Isn’t life, and therefore leadership, like that too? Everything is a shade of grey. Truth is a fantasy. Leadership must be something about navigating the many truths out there and finding a way to help people move forward. The jury heard lots of versions of the truth. I believe that someone who honestly believes it to be the truth told each version. It’s up to us to sit in judgment.
We have to decide guilty or not guilty. We are not advisors. We are not consultants. We have to make the decision – each one of us personally and then the group collectively.
The moment before I shared my opinion with my fellow jurors felt familiar.

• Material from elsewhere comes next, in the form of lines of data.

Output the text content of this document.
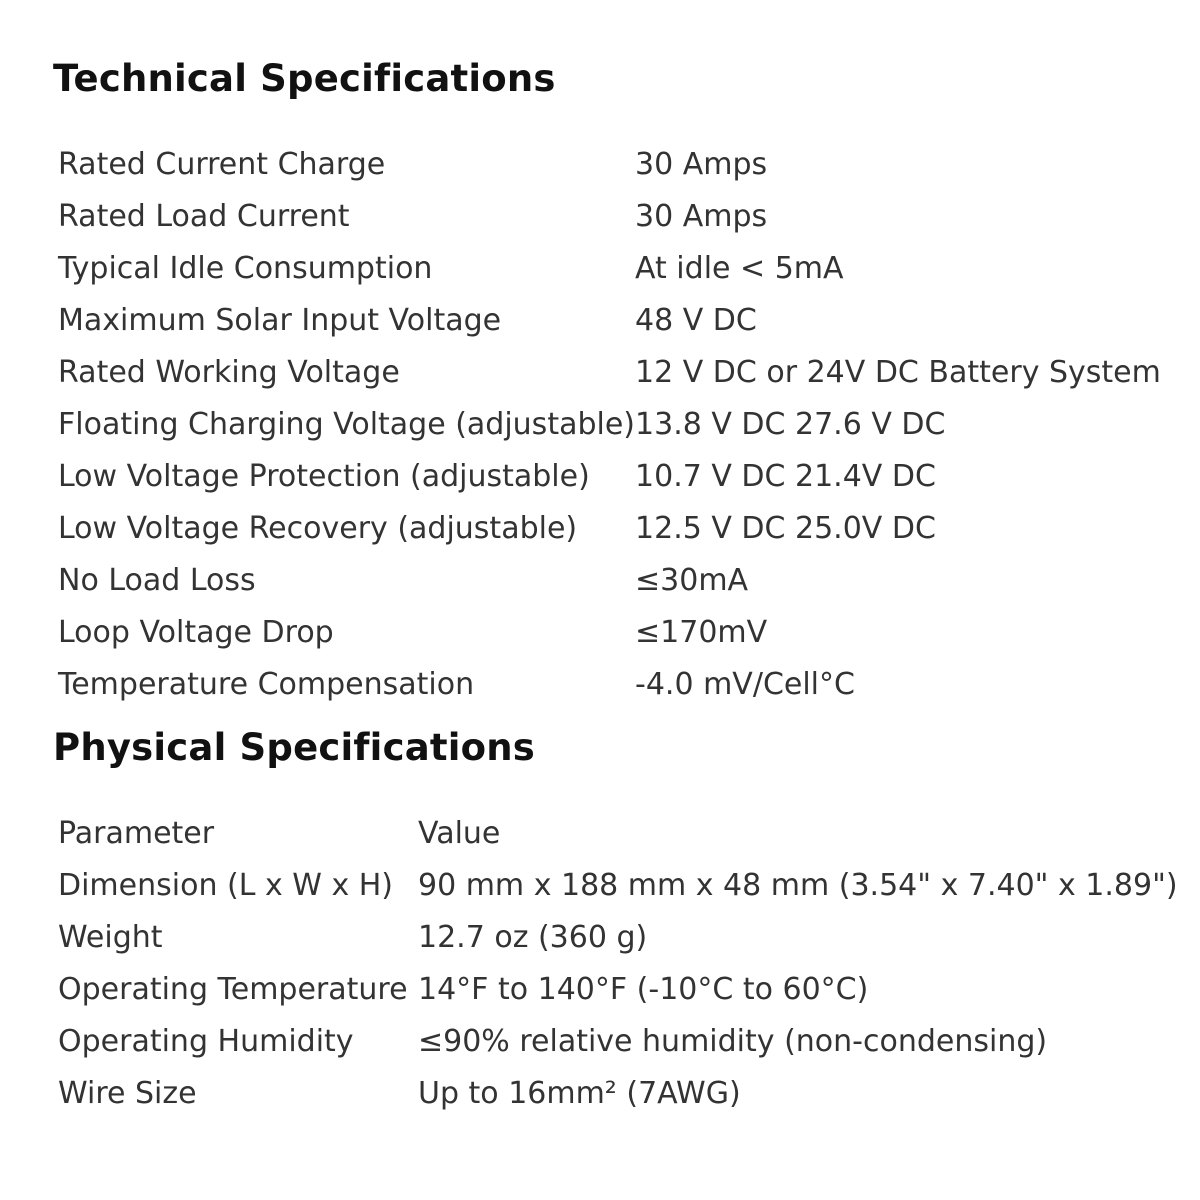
Technical Specifications
Rated Current Charge	30 Amps
Rated Load Current	30 Amps
Typical Idle Consumption	At idle < 5mA
Maximum Solar Input Voltage	48 V DC
Rated Working Voltage	12 V DC or 24V DC Battery System
Floating Charging Voltage (adjustable)	13.8 V DC 27.6 V DC
Low Voltage Protection (adjustable)	10.7 V DC 21.4V DC
Low Voltage Recovery (adjustable)	12.5 V DC 25.0V DC
No Load Loss	≤30mA
Loop Voltage Drop	≤170mV
Temperature Compensation	-4.0 mV/Cell°C
Physical Specifications
Parameter	Value
Dimension (L x W x H)	90 mm x 188 mm x 48 mm (3.54" x 7.40" x 1.89")
Weight	12.7 oz (360 g)
Operating Temperature	14°F to 140°F (-10°C to 60°C)
Operating Humidity	≤90% relative humidity (non-condensing)
Wire Size	Up to 16mm² (7AWG)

It was as if I were back in the Kansas House of Representatives, about to vote on a controversial matter, looking at the red and green buttons on my desk. Red meant no. Green meant yes. Green or red. Yes or no.
There comes a time in most situations where, if you intend to lead, you must make decisions. You might not have all the facts. You rarely will be fully comfortable. You usually can’t be certain that you’re 100 percent right and zero percent wrong. Decisions on tough matters are usually more like 70-30 or 60-40.
My observation is a few of our jurors are struggling under the pressure of it all. They are frozen. Unable to agree with the vast majority, but also unable to present a clear line of logic to suggest the majority change its mind. This is heavy work and they are entitled to take as much time as they need.
But my sense is they are struggling with the same thing that haunts so many people in so many situations that require leadership – coming to grip with the reality of their decisions and the consequences for all involved.
President & CEO
Kansas Leadership Center
Editor’s note: Ed O’Malley recently served on the jury for a murder trial in Sedgwick County. He wrote this column just hours before he and his fellow jurors reached a verdict in the case. A version of this article appears in the Winter 2014 edition of The Journal.